Das Kind von gerade wird auf jeden Fall lernen, dass Crème brûlée spanisch ist. Und das ist sicher nur das kleinste Übel. Sind doch die Kinder verdorben durch mediale Reizüberflutung, leistungsorientierten Stress, verlorene Kindheiten und das Hin und Her zwischen überforderten Eltern. Das Verständnis von Beziehung geht genau so weit, dass man den oder die eine/n zur wahren, einzigen Liebe erklären kann, soweit man ausblendet, dass man die anderen Menschen alle noch gar nicht kennen gelernt hat. Verantwortung. Kommitment.
Die Zukunft war schon immer ungewiss, die Kriege sehr nah, die politische Lage oft unstet und die nächste Generation immer unnütze … der Beweis: die Vergangenheit. … Und zwar nicht die mit Hitler. Das ist nämlich nicht die einzige Vergangenheit, die wir haben.
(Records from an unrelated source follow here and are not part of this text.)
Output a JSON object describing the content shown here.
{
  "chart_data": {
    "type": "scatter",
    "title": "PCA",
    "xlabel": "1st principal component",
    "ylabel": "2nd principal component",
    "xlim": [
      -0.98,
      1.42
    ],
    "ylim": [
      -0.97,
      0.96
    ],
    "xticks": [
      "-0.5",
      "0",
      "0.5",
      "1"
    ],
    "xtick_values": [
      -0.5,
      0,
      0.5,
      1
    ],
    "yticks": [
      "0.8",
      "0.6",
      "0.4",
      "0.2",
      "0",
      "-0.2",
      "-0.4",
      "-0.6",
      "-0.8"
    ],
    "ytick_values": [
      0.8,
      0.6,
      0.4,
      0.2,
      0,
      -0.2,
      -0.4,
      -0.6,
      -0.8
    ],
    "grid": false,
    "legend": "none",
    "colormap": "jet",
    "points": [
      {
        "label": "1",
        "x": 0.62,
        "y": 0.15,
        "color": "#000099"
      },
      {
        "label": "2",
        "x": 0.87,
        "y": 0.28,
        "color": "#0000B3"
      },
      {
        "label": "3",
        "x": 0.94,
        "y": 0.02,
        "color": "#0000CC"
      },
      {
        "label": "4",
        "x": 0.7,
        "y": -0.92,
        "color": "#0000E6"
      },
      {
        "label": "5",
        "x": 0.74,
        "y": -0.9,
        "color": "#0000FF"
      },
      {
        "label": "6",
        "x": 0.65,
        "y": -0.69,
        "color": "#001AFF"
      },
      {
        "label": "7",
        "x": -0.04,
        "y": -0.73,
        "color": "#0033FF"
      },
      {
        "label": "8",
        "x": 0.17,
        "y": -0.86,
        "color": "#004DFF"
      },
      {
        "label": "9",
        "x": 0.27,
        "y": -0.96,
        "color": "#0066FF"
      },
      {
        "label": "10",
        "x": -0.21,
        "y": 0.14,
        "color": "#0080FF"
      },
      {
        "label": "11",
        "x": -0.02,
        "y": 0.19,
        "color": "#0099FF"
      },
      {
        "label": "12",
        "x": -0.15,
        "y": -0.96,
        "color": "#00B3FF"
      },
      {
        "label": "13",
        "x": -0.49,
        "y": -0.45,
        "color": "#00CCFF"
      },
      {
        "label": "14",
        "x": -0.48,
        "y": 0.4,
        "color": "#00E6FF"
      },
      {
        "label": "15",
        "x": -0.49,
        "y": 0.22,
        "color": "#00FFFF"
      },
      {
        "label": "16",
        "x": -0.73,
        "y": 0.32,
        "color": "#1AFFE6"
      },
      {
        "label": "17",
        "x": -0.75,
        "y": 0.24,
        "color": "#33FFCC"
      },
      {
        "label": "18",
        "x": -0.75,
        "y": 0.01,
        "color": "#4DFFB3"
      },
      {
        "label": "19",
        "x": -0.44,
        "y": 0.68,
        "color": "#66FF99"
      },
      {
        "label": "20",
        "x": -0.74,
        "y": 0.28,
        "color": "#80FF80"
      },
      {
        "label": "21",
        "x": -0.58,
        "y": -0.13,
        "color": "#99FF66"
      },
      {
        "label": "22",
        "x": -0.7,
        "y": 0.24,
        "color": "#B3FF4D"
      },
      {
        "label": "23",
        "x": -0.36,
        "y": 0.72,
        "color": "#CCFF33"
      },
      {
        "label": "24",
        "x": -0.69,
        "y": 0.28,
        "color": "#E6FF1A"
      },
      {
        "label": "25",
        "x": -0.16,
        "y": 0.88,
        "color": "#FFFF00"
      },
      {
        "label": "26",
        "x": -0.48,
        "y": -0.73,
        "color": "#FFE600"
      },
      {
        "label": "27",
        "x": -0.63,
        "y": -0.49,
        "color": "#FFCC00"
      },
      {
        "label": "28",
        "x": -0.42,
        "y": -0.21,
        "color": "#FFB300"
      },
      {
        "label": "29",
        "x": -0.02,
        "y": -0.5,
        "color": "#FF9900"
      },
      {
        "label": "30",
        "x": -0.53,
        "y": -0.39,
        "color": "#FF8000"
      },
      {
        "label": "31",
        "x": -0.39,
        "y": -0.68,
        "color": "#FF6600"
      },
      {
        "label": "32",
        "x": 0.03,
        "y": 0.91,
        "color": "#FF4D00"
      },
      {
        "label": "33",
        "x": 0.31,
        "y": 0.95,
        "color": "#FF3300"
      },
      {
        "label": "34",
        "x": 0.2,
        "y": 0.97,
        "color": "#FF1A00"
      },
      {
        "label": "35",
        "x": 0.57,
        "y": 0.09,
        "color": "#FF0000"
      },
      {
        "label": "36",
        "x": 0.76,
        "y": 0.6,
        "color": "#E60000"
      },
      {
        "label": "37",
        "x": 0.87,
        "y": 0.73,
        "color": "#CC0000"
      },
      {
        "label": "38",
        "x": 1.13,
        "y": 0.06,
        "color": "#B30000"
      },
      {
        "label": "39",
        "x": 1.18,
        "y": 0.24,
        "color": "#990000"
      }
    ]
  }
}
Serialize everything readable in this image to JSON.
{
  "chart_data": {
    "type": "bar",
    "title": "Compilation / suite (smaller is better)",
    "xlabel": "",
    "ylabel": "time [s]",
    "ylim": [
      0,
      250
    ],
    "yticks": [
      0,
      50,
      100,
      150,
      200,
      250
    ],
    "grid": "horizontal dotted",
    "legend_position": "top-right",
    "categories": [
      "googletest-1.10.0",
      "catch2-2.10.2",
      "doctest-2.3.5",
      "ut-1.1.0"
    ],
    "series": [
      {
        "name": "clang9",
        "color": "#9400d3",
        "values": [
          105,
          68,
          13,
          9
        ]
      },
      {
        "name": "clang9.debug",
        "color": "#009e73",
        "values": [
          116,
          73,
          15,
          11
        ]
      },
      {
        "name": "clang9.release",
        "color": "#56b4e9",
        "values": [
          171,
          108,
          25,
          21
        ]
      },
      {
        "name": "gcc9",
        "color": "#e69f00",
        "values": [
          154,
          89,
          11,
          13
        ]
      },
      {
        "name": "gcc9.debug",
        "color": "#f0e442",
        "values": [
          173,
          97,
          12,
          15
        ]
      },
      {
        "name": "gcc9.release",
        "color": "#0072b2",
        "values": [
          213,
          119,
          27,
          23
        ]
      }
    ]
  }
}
Das Schlimmste ist die Angst, das Schlimmste im Schlimmen, dass sich die Menschen hineinreißen lassen in diese Angst, statt Vertrauen in das Gute zu haben und ihr Übriges dazu beizutragen.
Ach ja, und das Wetter ist schlecht und die Fußball-EM langweilig. Vermutlich wird das Wetter nie wieder schön, wegen der Klimaerwärmung und der Höhepunkt des Finales eine terroristische Sprengung in Spielfeldmitte. …
In diesem Moment bekomme ich einen Ball ins Gesicht geschossen. Geladen wie ich bin, will ich auf die zehnjährige Ballkünstlerin losgehen und ihr ordentlich die Leviten lesen, als sie mir zuvor kommt und sich aufrichtig und herzlich entschuldigt. Ich lächle und nicke verlegen. Ich fühle mich schlecht und entfalte umgehend meine Denkfalte auf der Stirn:
Was mache ich mir Sorgen?! Ich will vertrauen. Darauf, dass das Gute und Schlaue gewinnt und dass ich ein Teil davon sein darf. Sind die Menschen doof zu mir, werde ich sie anlächeln und freundlich bleiben, denn mir geht es gut. Verdammt gut. Ich werde mir erlauben, trotz allem glücklich und sicher zu sein, dass es sich lohnt, Kinder zu produzieren, um ihnen diese wundervolle Erde zeigen zu dürfen! … Oder zumindest einen Hund anzuschaffen, dem ich diese, meine, wunderbare Welt präsentieren kann! …
Voller Erleichterung und irgendwie für den Moment unfassbar gelassen und mich leicht fühlend, schmeiße ich mich in einen Liegestuhl, der vor dem Fernseher draußen im Biergarten der Limobar steht. Suza, die neben mir schon liegend sitzt, grinst und sagt: „Hast du dir wieder zu viele Sorgen gemacht? Du solltest Querstreifen tragen, so dünn wie du geworden bist!“
Ich erwidere: „Und du Längsstreifen. Damit kannst du mich dann mal kreuzweise!“ Ich falle Suza in den Arm und freue mich in der Nähe meines Lieblingsmenschen zu sein. Hubert scheint neidisch und statt eines Doppelten kriegen wir eine Doppelumarmung. Dabei kracht mein Liegestuhl zusammen und wir rollen lachend auf dem Boden rum. Hach, was haben wir Probleme …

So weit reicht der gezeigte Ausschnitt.